Forgive me, Tolstoy, but you did such a wonderful job writing about your own experiences that it made me want to share some of mine.

Tolstoy's biggest claim, at least to me, is not that God is real. Instead, he claims that without his belief in God, he will rot. Perhaps you are strong, and perhaps you don't need a belief in God to function, but I am weak the same way Tolstoy is. I see the irrationality of faith. I cannot fully get myself to believe in a God, or in the continuity of soul after death, or even in true free will. I am on the horrible pendulum ride that Tolstoy was on for so long. When I briefly get myself to believe that I will persist in some way after death, and that someone made me with full faith in my potential, I really do feel happy. This lasts about two minutes, sometimes three if I'm drunk, and turns into despair all over again afterwards.

My focus was on free will first, though. In senior year of high school, we were asked to write a paper on our beliefs of free will. When I started writing about determinism, I felt something gnawing at my heart. I swapped my paper to argue for free will and let it go. Later, when I was finally free from home and adjusting to college life, I saw more clearly than ever that there was nothing could be true except for determinism. I saw that I was weak for choosing to believe in free will so blindly and without reason. Somehow, I told myself I'd try believing in it anyway and see how it goes.

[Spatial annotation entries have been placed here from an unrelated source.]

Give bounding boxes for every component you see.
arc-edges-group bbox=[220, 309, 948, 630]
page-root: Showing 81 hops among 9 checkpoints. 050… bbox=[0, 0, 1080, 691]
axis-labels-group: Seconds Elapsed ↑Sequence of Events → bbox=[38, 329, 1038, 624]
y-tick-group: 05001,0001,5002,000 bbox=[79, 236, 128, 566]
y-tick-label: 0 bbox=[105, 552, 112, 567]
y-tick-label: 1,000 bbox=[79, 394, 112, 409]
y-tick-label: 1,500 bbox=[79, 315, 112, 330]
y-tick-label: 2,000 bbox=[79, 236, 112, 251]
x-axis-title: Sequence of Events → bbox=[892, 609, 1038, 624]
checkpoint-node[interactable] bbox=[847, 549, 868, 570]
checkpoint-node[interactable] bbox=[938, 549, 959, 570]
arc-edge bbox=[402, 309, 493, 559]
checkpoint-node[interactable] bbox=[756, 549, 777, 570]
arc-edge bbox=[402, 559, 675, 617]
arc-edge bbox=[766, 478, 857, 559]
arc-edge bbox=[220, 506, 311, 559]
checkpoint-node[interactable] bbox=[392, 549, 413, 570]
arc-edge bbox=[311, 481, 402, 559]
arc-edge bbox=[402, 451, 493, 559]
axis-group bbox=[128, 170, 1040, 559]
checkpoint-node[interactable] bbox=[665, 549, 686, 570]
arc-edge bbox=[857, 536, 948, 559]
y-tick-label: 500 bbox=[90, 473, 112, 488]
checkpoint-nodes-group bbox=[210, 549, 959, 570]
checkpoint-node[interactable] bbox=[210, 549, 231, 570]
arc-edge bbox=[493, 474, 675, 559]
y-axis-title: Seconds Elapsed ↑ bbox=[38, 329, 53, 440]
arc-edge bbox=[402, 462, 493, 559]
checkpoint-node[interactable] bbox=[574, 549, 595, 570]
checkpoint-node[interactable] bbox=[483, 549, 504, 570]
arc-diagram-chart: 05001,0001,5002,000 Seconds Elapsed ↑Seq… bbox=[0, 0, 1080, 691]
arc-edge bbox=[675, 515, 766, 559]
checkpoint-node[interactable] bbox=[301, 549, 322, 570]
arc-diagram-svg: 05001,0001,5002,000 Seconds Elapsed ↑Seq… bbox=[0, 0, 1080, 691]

About two years into this, I read Confession. I was more obsessed with how Tolstoy came to believe that he'd done nothing with his life after he wrote Anna Karenina, especially since I had read it just a few months prior. All of my reason for existing at the time was work output. I recognized that, at the very least, that reason of existence was wrong, but everything related to the search of faith and God left me with a strange feeling. I moved on and ignored it for another year. Then, somehow, I realized that believing in the existence of free will implied the existence of the soul. The soul is what lets you escape your biology and your circumstances. So, should I lie to myself about the existence of the soul too?

I don't know how to stop swinging besides lying to myself. I tell myself that the soul is real, and that I have free will, and that someone knew what they were creating when mankind came to be. Really, I don't think it matters what I believe deep down anymore, because it never does anything good for me. The second I believe that I will continue to exist in some way after death, I don't feel the urge for recognition or praise as strongly. Existence is enough. When I believe that I have full control of my actions, I don't feel limited by my past or that I'm doomed to act in certain ways forever. And when I believe that someone knew what they were doing with us all, I feel calm.

I don't need to worry about the logistics of this because I've already admitted that it's not real at heart. So, I have no motivation to figure out the potential omnipotence of a God, or how a soul might work, or how chemistry controls us down to the atom and neuron fire. As long as this is what I think from the time I get up until I go to bed, then I will act better.